5. Fading and transfer of responsibility: Fading is the final step of scaffolding and signifies a shift in responsibility from teacher/scaffold to individual responsibility and ability to complete the task. Through the “titration of assistance”, the student takes on more responsibility in the task as scaffolds and guidance are adaptively reduced.

==Types of distributed scaffolds==
Tabak distinguishes between three different types of scaffolds: differentiated scaffolds, redundant scaffolds, and synergistic scaffolds.

1. Differentiated scaffolds refer to cases where "different tools and representations support different needs". For example, when a group of students are constructing an initial explanation on or formulating their understanding of a phenomenon (e.g., natural selection), these needs may be better met with prompts provided in a simulation environment; on the other hand, when the students present their formal explanations to the whole class, a more directed and dialogic scaffolding provided by the teacher would help them more efficiently in refining their final explanations.

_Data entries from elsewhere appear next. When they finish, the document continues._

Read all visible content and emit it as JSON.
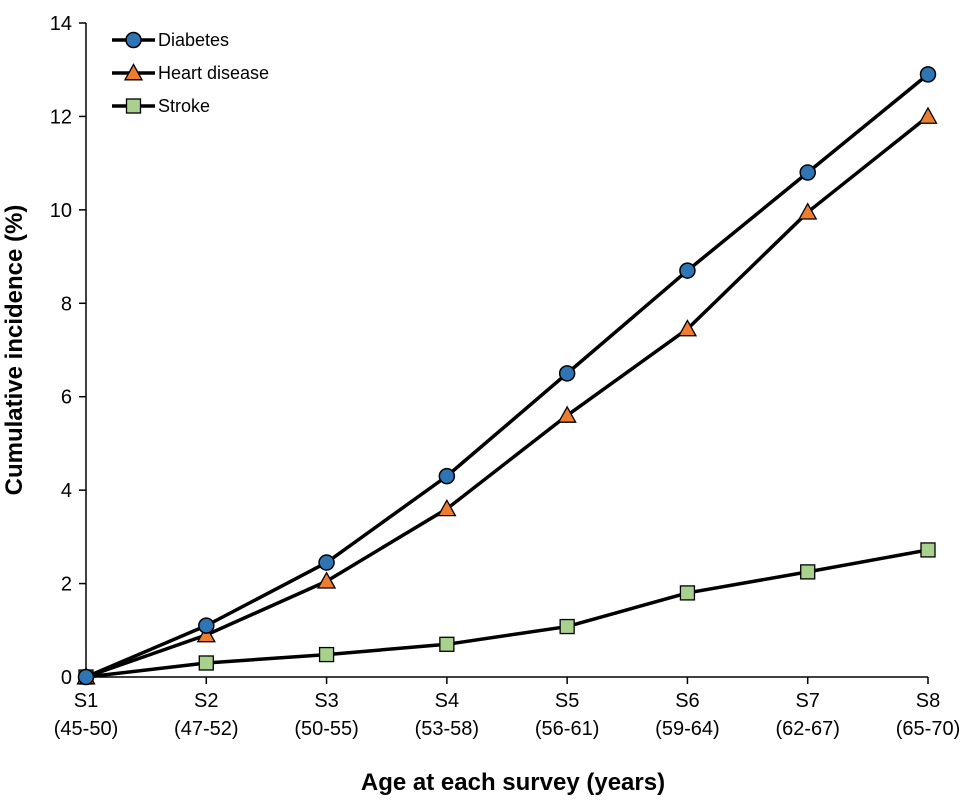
{
  "chart_data": {
    "type": "line",
    "categories": [
      [
        "S1",
        "(45-50)"
      ],
      [
        "S2",
        "(47-52)"
      ],
      [
        "S3",
        "(50-55)"
      ],
      [
        "S4",
        "(53-58)"
      ],
      [
        "S5",
        "(56-61)"
      ],
      [
        "S6",
        "(59-64)"
      ],
      [
        "S7",
        "(62-67)"
      ],
      [
        "S8",
        "(65-70)"
      ]
    ],
    "series": [
      {
        "name": "Diabetes",
        "marker": "circle",
        "color": "#2E75B6",
        "values": [
          0,
          1.1,
          2.45,
          4.3,
          6.5,
          8.7,
          10.8,
          12.9
        ]
      },
      {
        "name": "Heart disease",
        "marker": "triangle",
        "color": "#ED7D31",
        "values": [
          0,
          0.9,
          2.05,
          3.6,
          5.6,
          7.45,
          9.95,
          12.0
        ]
      },
      {
        "name": "Stroke",
        "marker": "square",
        "color": "#A9D18E",
        "values": [
          0,
          0.3,
          0.48,
          0.7,
          1.08,
          1.8,
          2.25,
          2.72
        ]
      }
    ],
    "xlabel": "Age at each survey (years)",
    "ylabel": "Cumulative incidence (%)",
    "ylim": [
      0,
      14
    ],
    "yticks": [
      0,
      2,
      4,
      6,
      8,
      10,
      12,
      14
    ],
    "grid": false,
    "legend_position": "top-left"
  }
}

2. Redundant scaffolds offer “different means of support that target the same need but are enacted at different points in time in the curriculum to provide titrated levels of support”. For instance, when students are expected to justify their decision of choosing one design option rather than another, prompts in a design diary may help initiate some students’ justifications, but not all students'. In this scenario, the students can possibly gain additional opportunity to engage in this reflective process if during the subsequent whole-class discussions their teacher presses them to describe the alternatives they proposed and how they decided among these options. Through providing redundant supports and resources, the student can use each of the different types of redundant scaffolds until the supports are no longer necessary. By supplying multiple supports in this manner, the task incorporates natural fading into the design.

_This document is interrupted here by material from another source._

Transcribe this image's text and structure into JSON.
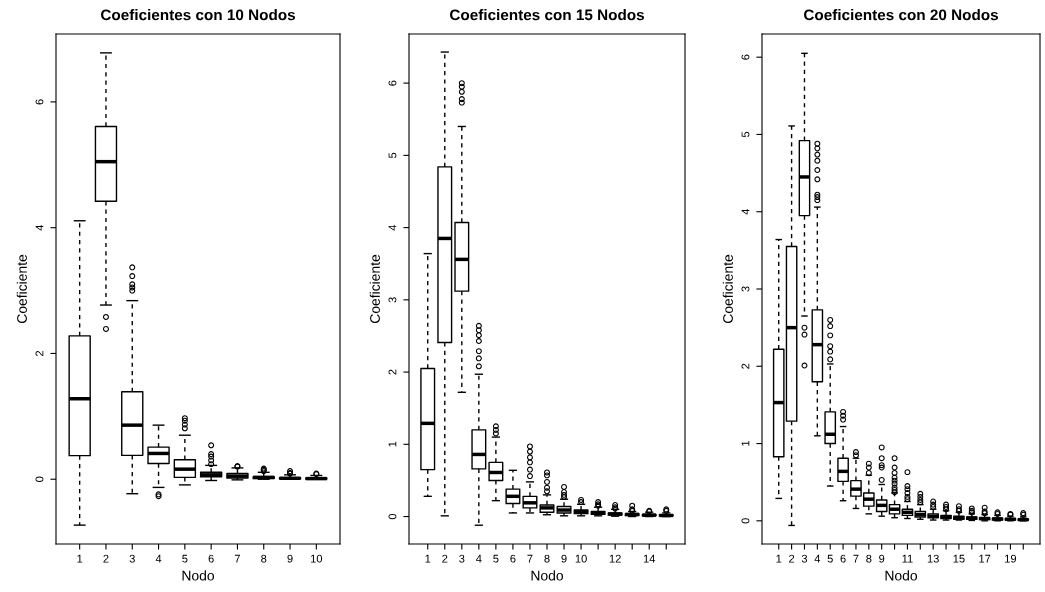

3. Synergistic scaffolds are “multiple co-occurring and interacting supports for the same need”. This type of distributed scaffold incorporates "different tools or agents that support the same skill in different ways". For example, when learning to manipulate variables in a virtual experiment, students may find it easier if "the teacher models the thinking while she or he uses the software that the students are using", such as "making appropriate menu selections and explicating his or her rationale for taking these actions".